Almost every woman I know has been ghosted. And me too. But for Gloria there is no pathos or desperation. Gloria tells Arnold to get away from her and to “grow a pair.” 

Not perfect

“I cried and cried all day. Alone again, naturally.”

Her mother and daughter provide Gloria solace as generational bookends and reminders of her mortality. Her mom says, “You’re going to wake up one morning and find yourself a wrinkled old lady like me.” And her daughter, who is newly pregnant, says, “We could all die tomorrow.” 

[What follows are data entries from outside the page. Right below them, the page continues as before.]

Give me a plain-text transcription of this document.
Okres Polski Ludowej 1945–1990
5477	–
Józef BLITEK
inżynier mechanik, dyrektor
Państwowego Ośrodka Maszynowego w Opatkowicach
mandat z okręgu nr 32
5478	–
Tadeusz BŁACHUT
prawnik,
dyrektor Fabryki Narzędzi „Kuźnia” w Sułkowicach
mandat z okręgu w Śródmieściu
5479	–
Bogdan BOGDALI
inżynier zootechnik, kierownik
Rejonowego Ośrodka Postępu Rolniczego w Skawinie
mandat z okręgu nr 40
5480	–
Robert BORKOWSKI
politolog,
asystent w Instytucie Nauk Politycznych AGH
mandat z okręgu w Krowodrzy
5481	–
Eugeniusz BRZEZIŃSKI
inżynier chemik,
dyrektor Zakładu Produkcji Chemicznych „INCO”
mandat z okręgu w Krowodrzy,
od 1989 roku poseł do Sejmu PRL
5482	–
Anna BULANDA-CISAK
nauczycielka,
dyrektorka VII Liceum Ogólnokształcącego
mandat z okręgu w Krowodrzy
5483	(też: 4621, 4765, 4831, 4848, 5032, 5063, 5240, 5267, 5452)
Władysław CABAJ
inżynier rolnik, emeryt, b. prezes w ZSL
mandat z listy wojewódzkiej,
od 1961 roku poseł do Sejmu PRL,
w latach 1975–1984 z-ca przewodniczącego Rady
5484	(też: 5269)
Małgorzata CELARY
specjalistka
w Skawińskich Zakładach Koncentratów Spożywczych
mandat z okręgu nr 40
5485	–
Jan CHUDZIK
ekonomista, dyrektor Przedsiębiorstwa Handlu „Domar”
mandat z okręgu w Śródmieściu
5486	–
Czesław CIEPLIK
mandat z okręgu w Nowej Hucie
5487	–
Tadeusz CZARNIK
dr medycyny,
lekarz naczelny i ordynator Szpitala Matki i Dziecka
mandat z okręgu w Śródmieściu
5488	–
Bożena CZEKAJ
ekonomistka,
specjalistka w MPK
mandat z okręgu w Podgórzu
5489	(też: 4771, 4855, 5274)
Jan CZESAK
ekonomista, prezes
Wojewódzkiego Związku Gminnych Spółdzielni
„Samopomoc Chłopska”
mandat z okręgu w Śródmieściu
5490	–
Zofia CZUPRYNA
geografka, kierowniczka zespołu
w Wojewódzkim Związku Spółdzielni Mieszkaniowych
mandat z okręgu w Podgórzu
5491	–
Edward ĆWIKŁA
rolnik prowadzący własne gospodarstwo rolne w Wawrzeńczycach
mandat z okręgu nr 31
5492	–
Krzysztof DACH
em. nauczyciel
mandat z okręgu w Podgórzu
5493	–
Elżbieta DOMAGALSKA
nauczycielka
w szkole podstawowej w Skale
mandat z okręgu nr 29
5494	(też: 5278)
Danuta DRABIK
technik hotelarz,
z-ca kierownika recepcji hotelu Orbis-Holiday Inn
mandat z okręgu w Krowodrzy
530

I was super afraid this was going to be like the morality tale of Looking for Mr. Goodbar,  the 1977 disco movie of one-night stands that featured one last fatal stand, with Diane Keaton starring as the victim. That pretty much cured every woman I knew of one-night stands.

But this movie doesn’t go there.

“Once upon a time I was falling in love. But now I’m only falling apart. Nothing I can say. A total eclipse of the heart.”

Women over 50 need a hero and Gloria Bell is her. She is not perfect, nor would any of us want her to be. She is transparent about the uncertainties of her life, and able to face it all, including the eye drops twice a day for her new diagnosis of glaucoma.

The final scene is worth watching the movie again and again—so I can’t wait until it’s on Netflix—because she is at her friend’s daughter’s wedding. 

You guessed it, she dances to the Laura Branigan song Gloria. By herself. And she is resplendent. 

“Gloria (Gloria), I think they got your number (Gloria). I think they got the alias (Gloria) that you’ve been living under (Gloria). But you really don’t remember, was it something that they said? Are the voices in your head calling, Gloria?”